McCloy was a key player in the iternment, and a defender of it after the fact, who has been used in recent renewed attempts to justify it–and thus justify extreme measured by Bush/Cheney in destroying basic rights in the War on Terra. The note utterly contradicts McCloy’s later claims, and with it, the entire revisionist thesis.
The discovery was made by Greg Robinson, assistant professor of history at the University of Quebec at Montreal, and author of By Order of the President: FDR and the Internment of Japanese Americans (Harvard, 2001). It was written about Seattle Times columnist Bruce Ramsey here, and the full context explained by award-winning blogger David Neiwart here.
Niewert’s Orcinus is one of the left blogosphere’s real treasures. He has run award-winning series like “Rush Newspeak and Fascism [PDF] (2003 Koufax Award). Traking, exposing and explaining the significance of scapegoating, demonization and hate crimes–and how to combat them have been among his priniciple concerns. He has been particularly focused on the revisionist attempts of Michelle Malkin (no, I won’t give her a link, you will have to go to Orcinus for that) whose book In Defense of Internment has been the centerpiece of recent revisionist attempts.
Niewert has been the leading debunker of her book–a tavesty of scholarship–which he has done in excuciating detail, while also highlighting and explaining the significance of other people’s work in debunking Malkin. His post dealing with this latest discovery provides a detailed explanation that tells you pretty much everything you might want to know about the entire context of the controversy, and significance of this letter in putting the final kabosh on it.
However, in view of the ongoing wretched state of the media, I feel it’s necessary to highlight a few points. One comes from Ramsey’s column, in which he writes:
The sense of alarm ran deep. After the attack on Pearl Harbor on Dec. 7, 1941, people were told the West Coast was undefended.
A map in The Seattle Times showed likely invasion beaches at Grays Harbor, with big black arrows sweeping toward Seattle and Portland. Japan had no capability of launching an invasion across the Pacific, but the article gave the impression that maybe it did. Another article told of Japanese Americans arrested in Seattle for attempting to sell gasoline tanks to Japan; the tanks, it said, would hold enough fuel for bombers to fly all the way from Tokyo to Seattle and back. Japan didn’t have bombers that could fly that far, but the article gave the impression that maybe it did.
WMDs, anyone?
Editorially, The Seattle Times was neutral on the internment (though its news coverage does not feel neutral). But the Los Angeles Times was beating the drums for it. The entire Pacific Coast congressional delegation was for it. The mayor of Seattle told a congressional committee the people here were for it.

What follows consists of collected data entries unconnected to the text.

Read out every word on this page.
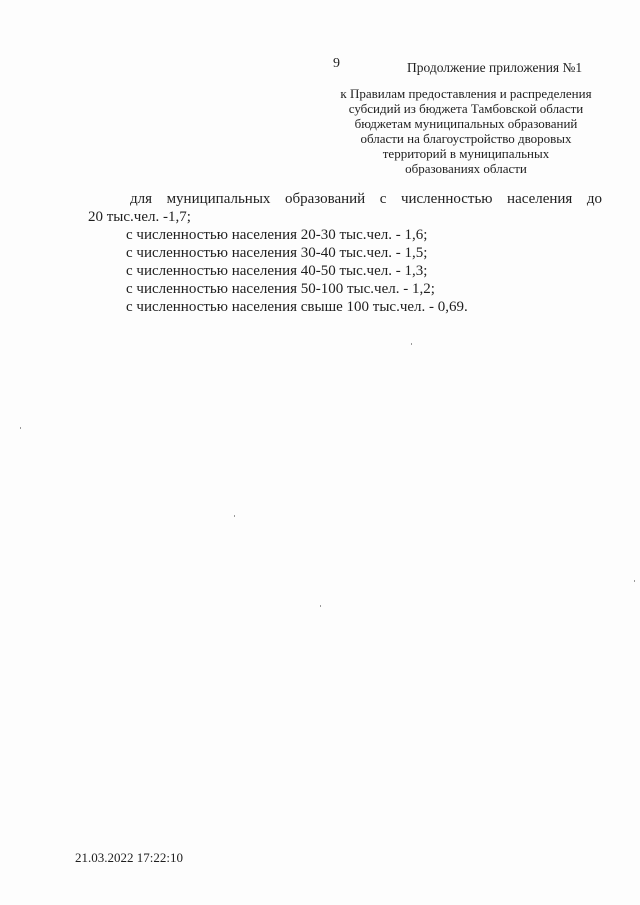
9	Продолжение приложения №1
к Правилам предоставления и распределения
субсидий из бюджета Тамбовской области
бюджетам муниципальных образований
области на благоустройство дворовых
территорий в муниципальных
образованиях области
для муниципальных образований с численностью населения до
20 тыс.чел. -1,7;
с численностью населения 20-30 тыс.чел. - 1,6;
с численностью населения 30-40 тыс.чел. - 1,5;
с численностью населения 40-50 тыс.чел. - 1,3;
с численностью населения 50-100 тыс.чел. - 1,2;
с численностью населения свыше 100 тыс.чел. - 0,69.
21.03.2022 17:22:10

Let’s be “perfectly clear” as one of our most well-known war criminals liked to say. The WWII internment of Japanese-Americans was driven by hysteria based on false media reports, just like the false media reports that have been driving our politics for the past four years.
For whatever reasons–including a delusional concept of “balance” and “fairness”–the media have lied to the American people, just as they lied during WWII. The evidence that Bush & Co were lying has been there all along, and has even been reported in bits and pieces. It has purely and simply been surpressed, whether for political, monetary or ideological reasons. (For example, the neo-con vision has never been concerned about terrorism, it’s been concerned about non-existent rival superpowers, a central and fundamental fact that the media never seems to mention.) This is an exact repeat of the reprehensible, irresponsible behavior that lead to the mass human rights violations involved in the internment of Japanese-Americans in WWII.
One last note that highlights this point: Michelle Malkin got her start at the Seattle Times. For many decades, the corporate media has promoted a grossly disproportionate number of conservative columnists. When this is pointed out to conservatives, a standard response is that it is necessary, to combat (or at least “balance”) all the liberal reporting. This response is quite telling: Conservative opinion to balance liberal facts. It would be bad enough if that were all there were to it. But conservative columnists are not simply individual ill-infomed voices. They are part of a network of deliberate lies and propaganda. Every newspaper that carries them is part of that networkm regardless of how good its news coverage may be.